Lena fragte: „Habt ihr die Barriere berührt?“
Die Schatten schüttelten die Köpfe. „Nein! Wir haben nur gespielt. Wir sind freundlich!“
Mia schaute auf den Boden. Sie entdeckte kleine, glitzernde Steine. Sie hob einen auf und spürte ein warmes Kribbeln.
„Vielleicht brauchen wir diese Steine, um die Barriere zu reparieren!“, rief Mia.
Die Schatten hüpften aufgeregt. „Ja! Die Steine kommen aus unserer Welt. Sie sind voller Magie!“
Kapitel 4: Die Barriere wird wieder stark
Lena, Mia und die freundlichen Schatten sammelten alle glitzernden Steine ein. Sie legten sie vorsichtig an den Rand der Barriere. Dabei sangen sie ein leises Lied, das Mia erfunden hatte:
„Bunter Stein, sei nicht allein,
leuchte hell, beschütze schnell!“
Immer wieder sangen sie das Lied.

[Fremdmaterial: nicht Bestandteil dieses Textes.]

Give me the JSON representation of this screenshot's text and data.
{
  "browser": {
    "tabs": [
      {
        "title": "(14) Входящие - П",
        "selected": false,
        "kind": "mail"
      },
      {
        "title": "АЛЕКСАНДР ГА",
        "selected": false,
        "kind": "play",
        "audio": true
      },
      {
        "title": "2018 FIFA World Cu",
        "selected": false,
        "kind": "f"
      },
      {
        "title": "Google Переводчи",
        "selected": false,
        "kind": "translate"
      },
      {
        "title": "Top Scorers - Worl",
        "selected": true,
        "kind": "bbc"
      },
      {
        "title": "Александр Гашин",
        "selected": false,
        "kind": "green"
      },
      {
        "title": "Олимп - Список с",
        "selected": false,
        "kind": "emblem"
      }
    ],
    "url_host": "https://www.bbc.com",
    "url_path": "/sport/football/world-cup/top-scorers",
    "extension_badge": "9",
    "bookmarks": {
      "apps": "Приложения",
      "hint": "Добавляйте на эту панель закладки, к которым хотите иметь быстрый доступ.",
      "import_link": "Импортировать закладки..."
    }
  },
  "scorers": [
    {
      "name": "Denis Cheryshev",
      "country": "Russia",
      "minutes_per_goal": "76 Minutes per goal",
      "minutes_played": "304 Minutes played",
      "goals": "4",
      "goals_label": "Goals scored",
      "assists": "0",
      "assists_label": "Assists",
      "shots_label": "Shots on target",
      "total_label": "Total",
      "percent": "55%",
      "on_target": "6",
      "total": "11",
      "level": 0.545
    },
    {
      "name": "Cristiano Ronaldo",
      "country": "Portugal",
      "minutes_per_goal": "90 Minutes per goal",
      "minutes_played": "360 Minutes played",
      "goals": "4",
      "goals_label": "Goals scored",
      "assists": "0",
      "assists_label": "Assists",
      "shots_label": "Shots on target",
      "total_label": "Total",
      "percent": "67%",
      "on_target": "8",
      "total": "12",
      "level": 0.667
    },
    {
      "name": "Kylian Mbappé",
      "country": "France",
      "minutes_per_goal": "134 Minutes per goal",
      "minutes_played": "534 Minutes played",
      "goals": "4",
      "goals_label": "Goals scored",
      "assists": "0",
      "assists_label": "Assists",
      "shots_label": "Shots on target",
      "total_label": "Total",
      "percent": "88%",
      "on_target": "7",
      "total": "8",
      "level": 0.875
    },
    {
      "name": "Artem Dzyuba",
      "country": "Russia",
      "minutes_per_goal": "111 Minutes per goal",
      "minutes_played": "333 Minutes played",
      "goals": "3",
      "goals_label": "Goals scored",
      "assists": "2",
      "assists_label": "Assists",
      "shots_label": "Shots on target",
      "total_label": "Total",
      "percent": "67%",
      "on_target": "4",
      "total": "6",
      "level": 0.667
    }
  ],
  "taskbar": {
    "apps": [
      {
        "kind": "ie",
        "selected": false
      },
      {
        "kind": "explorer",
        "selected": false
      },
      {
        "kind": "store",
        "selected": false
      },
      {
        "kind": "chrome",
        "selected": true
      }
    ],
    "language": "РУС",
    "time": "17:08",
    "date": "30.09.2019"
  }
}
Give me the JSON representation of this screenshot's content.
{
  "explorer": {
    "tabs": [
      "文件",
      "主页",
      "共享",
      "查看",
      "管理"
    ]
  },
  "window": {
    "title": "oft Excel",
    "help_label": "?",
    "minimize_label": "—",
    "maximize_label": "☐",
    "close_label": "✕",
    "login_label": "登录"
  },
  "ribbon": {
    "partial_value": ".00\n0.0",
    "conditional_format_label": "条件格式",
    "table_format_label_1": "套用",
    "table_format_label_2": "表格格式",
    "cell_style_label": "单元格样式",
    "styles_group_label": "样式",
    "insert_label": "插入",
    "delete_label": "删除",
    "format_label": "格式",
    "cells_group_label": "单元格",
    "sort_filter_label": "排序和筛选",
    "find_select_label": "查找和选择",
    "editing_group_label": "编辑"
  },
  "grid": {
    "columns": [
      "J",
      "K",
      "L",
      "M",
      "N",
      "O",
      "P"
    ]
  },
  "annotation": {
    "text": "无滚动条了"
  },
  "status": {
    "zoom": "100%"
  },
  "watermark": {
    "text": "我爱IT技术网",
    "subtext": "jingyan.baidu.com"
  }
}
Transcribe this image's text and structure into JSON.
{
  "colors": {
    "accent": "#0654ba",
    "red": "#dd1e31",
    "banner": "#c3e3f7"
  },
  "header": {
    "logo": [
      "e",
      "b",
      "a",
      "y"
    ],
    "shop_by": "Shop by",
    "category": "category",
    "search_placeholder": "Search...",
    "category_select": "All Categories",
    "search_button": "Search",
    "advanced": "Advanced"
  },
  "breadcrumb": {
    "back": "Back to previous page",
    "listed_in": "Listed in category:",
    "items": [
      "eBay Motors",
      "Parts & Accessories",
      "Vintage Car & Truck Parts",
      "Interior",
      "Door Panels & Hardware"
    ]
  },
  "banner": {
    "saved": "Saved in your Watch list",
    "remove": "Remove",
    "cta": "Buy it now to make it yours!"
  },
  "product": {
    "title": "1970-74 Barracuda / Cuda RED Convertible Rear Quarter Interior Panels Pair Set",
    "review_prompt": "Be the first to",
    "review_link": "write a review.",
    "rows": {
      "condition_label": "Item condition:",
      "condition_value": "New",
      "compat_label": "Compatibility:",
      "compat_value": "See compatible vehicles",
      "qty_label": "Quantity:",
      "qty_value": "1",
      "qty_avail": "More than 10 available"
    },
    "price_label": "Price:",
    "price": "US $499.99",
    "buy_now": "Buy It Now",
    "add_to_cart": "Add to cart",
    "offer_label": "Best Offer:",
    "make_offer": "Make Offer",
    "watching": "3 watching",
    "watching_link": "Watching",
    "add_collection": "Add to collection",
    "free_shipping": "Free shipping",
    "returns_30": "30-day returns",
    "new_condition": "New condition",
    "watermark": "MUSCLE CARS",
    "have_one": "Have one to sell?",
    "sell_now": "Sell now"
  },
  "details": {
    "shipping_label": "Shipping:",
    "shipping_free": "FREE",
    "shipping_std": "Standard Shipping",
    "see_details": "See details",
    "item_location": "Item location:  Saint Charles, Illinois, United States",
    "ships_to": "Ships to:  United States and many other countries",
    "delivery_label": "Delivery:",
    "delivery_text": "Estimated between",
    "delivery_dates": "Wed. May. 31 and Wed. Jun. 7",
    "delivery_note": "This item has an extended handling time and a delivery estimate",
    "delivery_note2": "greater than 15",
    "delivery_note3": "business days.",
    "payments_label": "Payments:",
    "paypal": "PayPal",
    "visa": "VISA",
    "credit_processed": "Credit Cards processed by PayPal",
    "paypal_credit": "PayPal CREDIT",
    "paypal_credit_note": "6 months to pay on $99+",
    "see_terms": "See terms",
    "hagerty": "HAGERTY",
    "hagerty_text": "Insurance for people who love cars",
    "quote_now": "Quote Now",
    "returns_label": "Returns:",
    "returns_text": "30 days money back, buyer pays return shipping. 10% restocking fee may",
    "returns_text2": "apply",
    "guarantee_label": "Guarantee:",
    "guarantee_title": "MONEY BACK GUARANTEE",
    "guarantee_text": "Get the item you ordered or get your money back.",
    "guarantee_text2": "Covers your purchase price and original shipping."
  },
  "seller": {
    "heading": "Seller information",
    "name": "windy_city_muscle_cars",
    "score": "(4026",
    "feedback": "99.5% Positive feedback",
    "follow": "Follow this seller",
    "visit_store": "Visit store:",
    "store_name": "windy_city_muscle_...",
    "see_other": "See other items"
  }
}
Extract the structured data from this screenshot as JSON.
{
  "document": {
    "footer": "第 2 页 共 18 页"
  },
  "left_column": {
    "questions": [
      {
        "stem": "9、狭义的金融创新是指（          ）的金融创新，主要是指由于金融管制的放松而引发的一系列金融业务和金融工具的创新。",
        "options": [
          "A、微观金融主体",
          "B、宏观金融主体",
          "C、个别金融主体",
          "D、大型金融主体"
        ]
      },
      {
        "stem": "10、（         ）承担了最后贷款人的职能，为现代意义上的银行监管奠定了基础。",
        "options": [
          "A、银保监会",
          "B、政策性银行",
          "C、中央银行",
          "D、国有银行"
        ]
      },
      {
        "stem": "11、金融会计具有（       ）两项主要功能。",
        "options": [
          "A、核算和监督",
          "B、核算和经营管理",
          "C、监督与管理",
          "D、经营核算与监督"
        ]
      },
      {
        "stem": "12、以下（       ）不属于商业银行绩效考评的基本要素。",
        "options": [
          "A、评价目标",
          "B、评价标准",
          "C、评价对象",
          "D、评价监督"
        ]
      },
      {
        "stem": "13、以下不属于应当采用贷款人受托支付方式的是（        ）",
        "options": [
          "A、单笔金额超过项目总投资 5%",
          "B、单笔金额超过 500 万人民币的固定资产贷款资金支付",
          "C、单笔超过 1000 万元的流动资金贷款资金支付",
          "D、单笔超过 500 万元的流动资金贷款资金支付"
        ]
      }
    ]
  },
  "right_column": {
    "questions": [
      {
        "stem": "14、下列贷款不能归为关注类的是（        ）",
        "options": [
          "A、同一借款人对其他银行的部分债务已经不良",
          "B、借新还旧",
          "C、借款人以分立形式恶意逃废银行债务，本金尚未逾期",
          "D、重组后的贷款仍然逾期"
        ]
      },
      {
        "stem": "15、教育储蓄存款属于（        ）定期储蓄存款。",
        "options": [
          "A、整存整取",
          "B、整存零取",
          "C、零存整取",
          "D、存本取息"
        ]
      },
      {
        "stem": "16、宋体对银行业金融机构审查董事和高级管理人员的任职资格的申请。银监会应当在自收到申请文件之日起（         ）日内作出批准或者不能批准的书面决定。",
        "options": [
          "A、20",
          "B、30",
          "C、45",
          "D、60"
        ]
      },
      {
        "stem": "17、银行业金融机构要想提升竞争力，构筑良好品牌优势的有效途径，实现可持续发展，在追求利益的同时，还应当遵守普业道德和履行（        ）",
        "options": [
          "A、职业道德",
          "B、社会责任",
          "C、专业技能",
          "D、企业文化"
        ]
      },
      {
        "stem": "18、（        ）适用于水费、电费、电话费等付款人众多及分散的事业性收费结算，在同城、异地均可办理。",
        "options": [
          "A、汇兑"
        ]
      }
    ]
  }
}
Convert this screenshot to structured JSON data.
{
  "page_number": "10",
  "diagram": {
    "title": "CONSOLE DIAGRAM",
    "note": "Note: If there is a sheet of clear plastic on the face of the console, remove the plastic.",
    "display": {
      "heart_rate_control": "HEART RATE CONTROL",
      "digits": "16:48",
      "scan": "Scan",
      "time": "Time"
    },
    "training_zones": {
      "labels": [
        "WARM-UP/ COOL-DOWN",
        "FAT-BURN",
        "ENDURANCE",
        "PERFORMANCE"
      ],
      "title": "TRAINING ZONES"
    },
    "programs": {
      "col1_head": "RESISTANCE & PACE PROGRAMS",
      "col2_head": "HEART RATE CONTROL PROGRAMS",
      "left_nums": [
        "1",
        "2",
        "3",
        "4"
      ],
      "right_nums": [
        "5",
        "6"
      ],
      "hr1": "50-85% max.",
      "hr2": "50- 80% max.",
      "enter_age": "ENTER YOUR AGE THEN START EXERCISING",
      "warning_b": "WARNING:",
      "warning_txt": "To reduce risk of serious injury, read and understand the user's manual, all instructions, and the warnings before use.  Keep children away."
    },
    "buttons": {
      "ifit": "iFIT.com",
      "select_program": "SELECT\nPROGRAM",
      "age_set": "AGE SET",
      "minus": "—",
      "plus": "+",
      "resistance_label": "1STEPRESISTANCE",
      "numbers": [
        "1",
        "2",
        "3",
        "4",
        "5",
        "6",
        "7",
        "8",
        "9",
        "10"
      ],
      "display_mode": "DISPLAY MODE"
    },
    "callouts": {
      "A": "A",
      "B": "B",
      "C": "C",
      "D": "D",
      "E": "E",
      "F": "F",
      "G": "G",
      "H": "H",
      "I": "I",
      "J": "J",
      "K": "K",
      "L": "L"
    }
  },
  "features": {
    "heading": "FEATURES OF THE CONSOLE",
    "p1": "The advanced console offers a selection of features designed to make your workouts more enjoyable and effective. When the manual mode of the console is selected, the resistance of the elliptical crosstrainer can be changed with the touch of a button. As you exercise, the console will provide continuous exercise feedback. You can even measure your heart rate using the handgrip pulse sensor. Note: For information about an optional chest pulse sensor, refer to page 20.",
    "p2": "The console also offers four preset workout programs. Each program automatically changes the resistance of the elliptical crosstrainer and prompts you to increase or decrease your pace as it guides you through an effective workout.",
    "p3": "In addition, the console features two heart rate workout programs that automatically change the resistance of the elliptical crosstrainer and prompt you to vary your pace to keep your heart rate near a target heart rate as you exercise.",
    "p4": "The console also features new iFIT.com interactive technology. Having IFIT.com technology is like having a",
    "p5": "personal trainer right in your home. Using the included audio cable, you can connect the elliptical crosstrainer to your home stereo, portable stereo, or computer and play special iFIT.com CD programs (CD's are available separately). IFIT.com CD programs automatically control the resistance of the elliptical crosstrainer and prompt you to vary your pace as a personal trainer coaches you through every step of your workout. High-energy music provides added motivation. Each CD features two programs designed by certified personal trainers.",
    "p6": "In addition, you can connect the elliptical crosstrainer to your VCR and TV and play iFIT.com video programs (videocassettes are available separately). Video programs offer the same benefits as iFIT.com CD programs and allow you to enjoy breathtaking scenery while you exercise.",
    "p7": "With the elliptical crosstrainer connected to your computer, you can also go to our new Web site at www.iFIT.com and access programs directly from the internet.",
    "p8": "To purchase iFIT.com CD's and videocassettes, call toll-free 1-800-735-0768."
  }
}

Die Steine begannen zu leuchten, erst ein wenig, dann immer heller. Die Barriere wurde wieder bunt und stark. Sie funkelte wie ein Regenbogen nach dem Regen.
Lena war sehr glücklich. „Die Barriere ist wieder stark! Wir haben es geschafft!“
Mia klatschte in die Hände. „Gemeinsam sind wir stark!“
Die Schatten tanzten fröhlich und riefen: „Danke! Wir sind froh, dass wir helfen durften!“
Lena sagte zu den Schatten: „Ihr dürft immer spielen kommen, solange ihr freundlich und vorsichtig seid.“
Die Schatten nickten. „Wir passen auf! Wir helfen euch, wenn ihr uns braucht!“
Von diesem Tag an waren Lena und Mia nicht mehr allein. Sie hatten neue Freunde gefunden. Die Barriere war sicher, die Stadt war sicher. Ihr Viertel blieb voller Magie und Technik, voller Abenteuer und voller Freude.
Jeden Tag schauten Lena und Mia nach der Barriere. Sie sammelten Steine, sangen ihr Lied und freuten sich über ihre magischen Freunde. Sie wussten: Solange sie zusammen waren, war alles gut.
Und die Barriere? Sie leuchtete, Nacht für Nacht, Tag für Tag, und schützte die Stadt – mit ein bisschen Magie, ein bisschen Technik und ganz viel Freundschaft.